Strauss graduated from the University of California, Los Angeles, where he received a B.F.A. degree in Motion Picture (Film) and TV. He later received an M.F.A. in Film, Television, and Media Studies from The University of Georgia.

==Career==
Since 1998, Strauss has mainly focused on films, co-writing the screenplays for There's Something About Mary (1998), Head Over Heels (2001), The Santa Clause 2 (2002), The Lizzie McGuire Movie (2003), Rebound (2005), The Wild (2006), The Santa Clause 3: The Escape Clause (2006), You Again (2010). and Free Birds (2013).

He is also credited on Me and the Boys and Odd Man Out.

He frequently collaborates with fellow producer and writer Ed Decter. He, along with Decter replaced Barry Kemp as showrunner of the CBS Tom Selleck comedy The Closer, which eventually came out in 1998.

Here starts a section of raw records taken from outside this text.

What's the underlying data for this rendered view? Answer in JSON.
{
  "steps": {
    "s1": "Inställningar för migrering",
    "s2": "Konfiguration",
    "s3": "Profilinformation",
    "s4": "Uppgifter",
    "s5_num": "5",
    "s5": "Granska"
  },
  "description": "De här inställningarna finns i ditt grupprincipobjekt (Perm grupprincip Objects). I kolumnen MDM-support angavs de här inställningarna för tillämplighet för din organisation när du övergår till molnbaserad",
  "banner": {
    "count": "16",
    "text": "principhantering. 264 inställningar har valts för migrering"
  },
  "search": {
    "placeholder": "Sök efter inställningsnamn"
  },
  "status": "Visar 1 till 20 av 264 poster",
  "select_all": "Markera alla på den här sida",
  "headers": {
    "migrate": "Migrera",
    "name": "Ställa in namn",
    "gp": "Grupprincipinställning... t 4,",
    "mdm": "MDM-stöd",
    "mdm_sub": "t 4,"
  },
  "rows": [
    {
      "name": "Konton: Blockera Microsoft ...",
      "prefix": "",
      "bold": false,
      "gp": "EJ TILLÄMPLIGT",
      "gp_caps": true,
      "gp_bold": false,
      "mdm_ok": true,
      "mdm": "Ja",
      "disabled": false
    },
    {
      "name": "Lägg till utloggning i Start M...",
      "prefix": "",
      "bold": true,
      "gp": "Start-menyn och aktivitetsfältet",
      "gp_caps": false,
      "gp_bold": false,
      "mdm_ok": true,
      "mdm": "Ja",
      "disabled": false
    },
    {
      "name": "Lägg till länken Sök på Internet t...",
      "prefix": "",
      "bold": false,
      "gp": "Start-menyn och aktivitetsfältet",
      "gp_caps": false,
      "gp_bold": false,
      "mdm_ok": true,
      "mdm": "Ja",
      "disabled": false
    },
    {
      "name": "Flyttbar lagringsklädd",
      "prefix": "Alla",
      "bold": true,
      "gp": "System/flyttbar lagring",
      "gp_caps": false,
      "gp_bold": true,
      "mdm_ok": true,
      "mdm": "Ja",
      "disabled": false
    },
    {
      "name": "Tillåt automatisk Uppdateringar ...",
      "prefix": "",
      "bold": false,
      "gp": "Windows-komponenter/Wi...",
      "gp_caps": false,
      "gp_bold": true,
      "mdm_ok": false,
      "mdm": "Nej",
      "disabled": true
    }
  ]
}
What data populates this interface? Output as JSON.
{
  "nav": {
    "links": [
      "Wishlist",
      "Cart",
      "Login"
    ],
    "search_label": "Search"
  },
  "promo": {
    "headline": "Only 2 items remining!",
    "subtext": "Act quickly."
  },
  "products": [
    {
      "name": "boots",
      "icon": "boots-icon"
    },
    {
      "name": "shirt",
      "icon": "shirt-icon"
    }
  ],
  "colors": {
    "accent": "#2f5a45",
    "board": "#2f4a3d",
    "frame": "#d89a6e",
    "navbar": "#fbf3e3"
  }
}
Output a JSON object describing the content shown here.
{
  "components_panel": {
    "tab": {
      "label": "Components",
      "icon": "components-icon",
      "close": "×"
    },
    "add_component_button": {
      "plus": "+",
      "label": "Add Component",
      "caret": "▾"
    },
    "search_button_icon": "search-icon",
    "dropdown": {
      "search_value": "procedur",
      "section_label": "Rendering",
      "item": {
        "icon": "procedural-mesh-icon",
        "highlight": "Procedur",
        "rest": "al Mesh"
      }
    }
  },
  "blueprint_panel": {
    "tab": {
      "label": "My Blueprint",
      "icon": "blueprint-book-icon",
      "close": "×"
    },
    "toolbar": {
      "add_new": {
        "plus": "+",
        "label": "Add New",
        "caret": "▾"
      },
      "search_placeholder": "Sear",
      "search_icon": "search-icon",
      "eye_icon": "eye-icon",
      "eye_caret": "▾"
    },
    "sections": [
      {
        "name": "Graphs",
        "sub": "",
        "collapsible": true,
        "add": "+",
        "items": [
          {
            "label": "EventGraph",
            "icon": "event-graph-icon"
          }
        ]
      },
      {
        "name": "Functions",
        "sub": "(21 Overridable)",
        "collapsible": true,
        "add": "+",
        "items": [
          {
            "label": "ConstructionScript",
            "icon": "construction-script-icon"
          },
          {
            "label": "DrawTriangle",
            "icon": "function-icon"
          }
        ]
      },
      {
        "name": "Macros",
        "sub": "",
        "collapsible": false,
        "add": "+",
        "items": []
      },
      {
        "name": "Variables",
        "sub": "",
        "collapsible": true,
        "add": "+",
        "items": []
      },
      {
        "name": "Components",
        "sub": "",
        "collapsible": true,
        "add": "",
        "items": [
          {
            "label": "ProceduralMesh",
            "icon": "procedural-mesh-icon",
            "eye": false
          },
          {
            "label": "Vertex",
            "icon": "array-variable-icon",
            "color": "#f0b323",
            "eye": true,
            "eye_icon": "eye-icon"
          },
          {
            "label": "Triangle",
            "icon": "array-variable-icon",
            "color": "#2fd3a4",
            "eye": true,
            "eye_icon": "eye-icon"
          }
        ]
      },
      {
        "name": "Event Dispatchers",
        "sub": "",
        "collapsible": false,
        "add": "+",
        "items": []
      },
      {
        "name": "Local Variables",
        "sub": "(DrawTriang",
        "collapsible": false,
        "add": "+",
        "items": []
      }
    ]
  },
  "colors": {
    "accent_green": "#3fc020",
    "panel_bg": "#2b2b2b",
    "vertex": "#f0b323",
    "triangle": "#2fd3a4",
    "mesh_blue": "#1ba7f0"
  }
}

In 2011, while serving as the executive producer for In Plain Sight, Strauss made multiple appearances on The Howard Stern Show, where he negotiated on-the-air with Eric the Actor to cast Eric in an episode of the series. Eric played a disgruntled landlord during a story involving the FBI investigating a hoarder. Eric ad-libbed the line "Keys, woman" when the script called for him to hold the keys himself—something his disability made difficult due to his deformed hands.

His most recent credits include serving as the executive producer for VH1's The Breaks (2017), the Golden Globe-winning series Mozart in the Jungle (2014), and for Peabody Award-Winning best drama series David Makes Man (2019-2021), with Academy Award winner Tarell McCraney (Moonlight), for Warner Brothers Television and the OWN Network.